I was looking at CNBC before noticing CVS was down $70, one of the red hot biggest loser of the day. I thought to myself: “this can’t be it!” Something is going on. So I did a little digging.
I saw the stock was down to $70 from the $90s. Down to the 2-year low level. Why not? So I took 10 shares of CVS for the even $70.00/share.
Here is the 5-year chart:
CVS Health is an integrated pharmacy and health care services company that is headquartered in Woonsocket, Rhode Island. The company operates through four main offerings: CVS Pharmacy, CVS Caremark, CVS MinuteClinic, and CVS Specialty.
CVS Pharmacy is America’s leading retail pharmacy with over 9,600 locations. CVS Caremark is the pharmacy benefits manager “PBM” portion of the business that offers services and support for a national network of over 68,000 retail pharmacies and manages benefits for over 75 million plan members. CVS MinuteClinic offers over 1,100 locations where nurse practitioners and physician assistants provide basic health care services including diagnosis and treatment of minor health conditions, health screenings, monitoring of chronic conditions, wellness services, and vaccinations. Finally, CVS Specialty operates 24 retail specialty pharmacy stores and 11 specialty mail order pharmacies that offer services for patients who require treatment for rare or complex medical conditions.

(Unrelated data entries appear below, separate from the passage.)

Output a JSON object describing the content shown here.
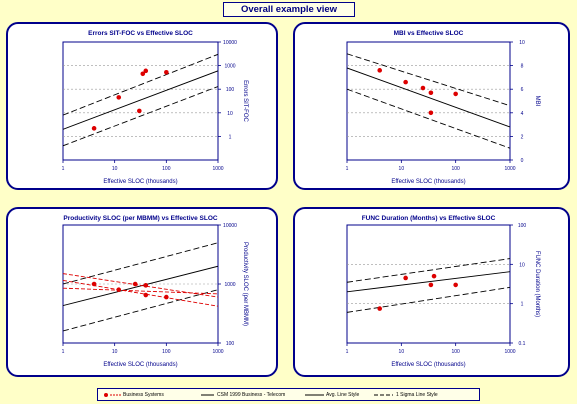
{
  "page": {
    "title": "Overall example view"
  },
  "legend": {
    "items": [
      {
        "label": "Business Systems",
        "marker": "dot-dashed",
        "color": "#cc0000"
      },
      {
        "label": "CSM 1999 Business - Telecom",
        "marker": "line",
        "color": "#000000"
      },
      {
        "label": "Avg. Line Style",
        "marker": "solid",
        "color": "#000000"
      },
      {
        "label": "1 Sigma Line Style",
        "marker": "dashed",
        "color": "#000000"
      }
    ]
  },
  "chart_data": [
    {
      "type": "scatter",
      "title": "Errors SIT-FOC vs Effective SLOC",
      "xlabel": "Effective SLOC (thousands)",
      "ylabel": "Errors SIT-FOC",
      "xscale": "log",
      "yscale": "log",
      "xlim": [
        1,
        1000
      ],
      "ylim": [
        0.1,
        10000
      ],
      "xticks": [
        "1",
        "10",
        "100",
        "1000"
      ],
      "yticks": [
        "10000",
        "1000",
        "100",
        "10",
        "1"
      ],
      "grid": "horizontal-dotted",
      "points": {
        "x": [
          4,
          12,
          30,
          35,
          40,
          100
        ],
        "y": [
          2.2,
          45,
          12,
          450,
          600,
          520
        ]
      },
      "avg_line": {
        "x": [
          1,
          1000
        ],
        "y": [
          2,
          600
        ]
      },
      "sigma_lines": [
        {
          "x": [
            1,
            1000
          ],
          "y": [
            8,
            3000
          ]
        },
        {
          "x": [
            1,
            1000
          ],
          "y": [
            0.4,
            130
          ]
        }
      ],
      "colors": {
        "points": "#dd0000",
        "lines": "#000000"
      }
    },
    {
      "type": "scatter",
      "title": "MBI vs Effective SLOC",
      "xlabel": "Effective SLOC (thousands)",
      "ylabel": "MBI",
      "xscale": "log",
      "yscale": "linear",
      "xlim": [
        1,
        1000
      ],
      "ylim": [
        0,
        10
      ],
      "xticks": [
        "1",
        "10",
        "100",
        "1000"
      ],
      "yticks": [
        "10",
        "8",
        "6",
        "4",
        "2",
        "0"
      ],
      "grid": "horizontal-dotted",
      "points": {
        "x": [
          4,
          12,
          25,
          35,
          35,
          100
        ],
        "y": [
          7.6,
          6.6,
          6.1,
          5.7,
          4.0,
          5.6
        ]
      },
      "avg_line": {
        "x": [
          1,
          1000
        ],
        "y": [
          7.8,
          2.8
        ]
      },
      "sigma_lines": [
        {
          "x": [
            1,
            1000
          ],
          "y": [
            9.0,
            4.6
          ]
        },
        {
          "x": [
            1,
            1000
          ],
          "y": [
            6.0,
            1.0
          ]
        }
      ],
      "colors": {
        "points": "#dd0000",
        "lines": "#000000"
      }
    },
    {
      "type": "scatter",
      "title": "Productivity SLOC (per MBMM) vs Effective SLOC",
      "xlabel": "Effective SLOC (thousands)",
      "ylabel": "Productivity SLOC (per MBMM)",
      "xscale": "log",
      "yscale": "log",
      "xlim": [
        1,
        1000
      ],
      "ylim": [
        100,
        10000
      ],
      "xticks": [
        "1",
        "10",
        "100",
        "1000"
      ],
      "yticks": [
        "10000",
        "1000",
        "100"
      ],
      "grid": "horizontal-dotted",
      "points": {
        "x": [
          4,
          12,
          25,
          40,
          40,
          100
        ],
        "y": [
          1000,
          800,
          1000,
          950,
          650,
          600
        ]
      },
      "avg_line": {
        "x": [
          1,
          1000
        ],
        "y": [
          430,
          2000
        ]
      },
      "sigma_lines": [
        {
          "x": [
            1,
            1000
          ],
          "y": [
            1000,
            5000
          ]
        },
        {
          "x": [
            1,
            1000
          ],
          "y": [
            160,
            800
          ]
        }
      ],
      "red_lines": [
        {
          "x": [
            1,
            1000
          ],
          "y": [
            1500,
            600
          ]
        },
        {
          "x": [
            1,
            1000
          ],
          "y": [
            1150,
            420
          ]
        },
        {
          "x": [
            1,
            1000
          ],
          "y": [
            850,
            680
          ]
        }
      ],
      "colors": {
        "points": "#dd0000",
        "lines": "#000000",
        "red_lines": "#dd0000"
      }
    },
    {
      "type": "scatter",
      "title": "FUNC Duration (Months) vs Effective SLOC",
      "xlabel": "Effective SLOC (thousands)",
      "ylabel": "FUNC Duration (Months)",
      "xscale": "log",
      "yscale": "log",
      "xlim": [
        1,
        1000
      ],
      "ylim": [
        0.1,
        100
      ],
      "xticks": [
        "1",
        "10",
        "100",
        "1000"
      ],
      "yticks": [
        "100",
        "10",
        "1",
        "0.1"
      ],
      "grid": "horizontal-dotted",
      "points": {
        "x": [
          4,
          12,
          35,
          40,
          100
        ],
        "y": [
          0.75,
          4.5,
          3.0,
          5.0,
          3.0
        ]
      },
      "avg_line": {
        "x": [
          1,
          1000
        ],
        "y": [
          2.0,
          6.5
        ]
      },
      "sigma_lines": [
        {
          "x": [
            1,
            1000
          ],
          "y": [
            3.5,
            14
          ]
        },
        {
          "x": [
            1,
            1000
          ],
          "y": [
            0.6,
            2.6
          ]
        }
      ],
      "colors": {
        "points": "#dd0000",
        "lines": "#000000"
      }
    }
  ]
}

The only year of negative growth came way back in 2001 during the dotcom bust recession. Even more impressively, the company has grown earnings by greater than 10% in 16 of the last 20 years.
This has led to robust dividend growth as the company has matured and expanded its payout ratio. The company began growing the dividend in earnest in 2004, and has produced an annualized dividend growth rate of 25.4% over the last decade. Management has targeted a 35% payout ratio by 2018, which is a fairly significant boost from the current payout ratio of 29% of expected 2016 earnings. With analysts currently projecting annual EPS growth of around 12.5% going forward, there could be a few more years of ~20% dividend growth until the 35% target payout ratio is met.
Shrinking Share Count & Expanding Business
With the dividend payout ratio at a reasonable 30-35% of earnings, there remains plenty of cash flow left over for an effective share repurchase program. CVS has done an excellent job of implementing the program, as the number of shares outstanding has declined by nearly 32% since 2007.
*** I might have regret buying a little because nobody knows what Donald Trump will negotiate with the pharmaceutical industry, it can prove lower revenues due to decline of drug cost. Although, how effective he can be remain to be seen
CVS has many attractive qualities to me as a long term investment. It has produced a 20 year track record of strong earnings growth, and operates in an industry where I expect it can continue that growth going forward. While its dividend yield is a bit lower than other stocks in my portfolio, there appears to be ample room for it to grow, and I expect several more years of ~20% growth before it falls in line with earnings after the 35% targeted payout ratio is met.
In addition to the dividend, the company has also been aggressive in returning capital to share holder and has been opportunistic in using mergers to further boost growth. With a current yield of 2.1% and long-term growth expectations of 10%+, I think there is a decent chance of seeing 12%+ annual total returns from the stock.
For the above reasons, I choose to ignored the short-term noise and made CVS a long-term buy for my portfolio.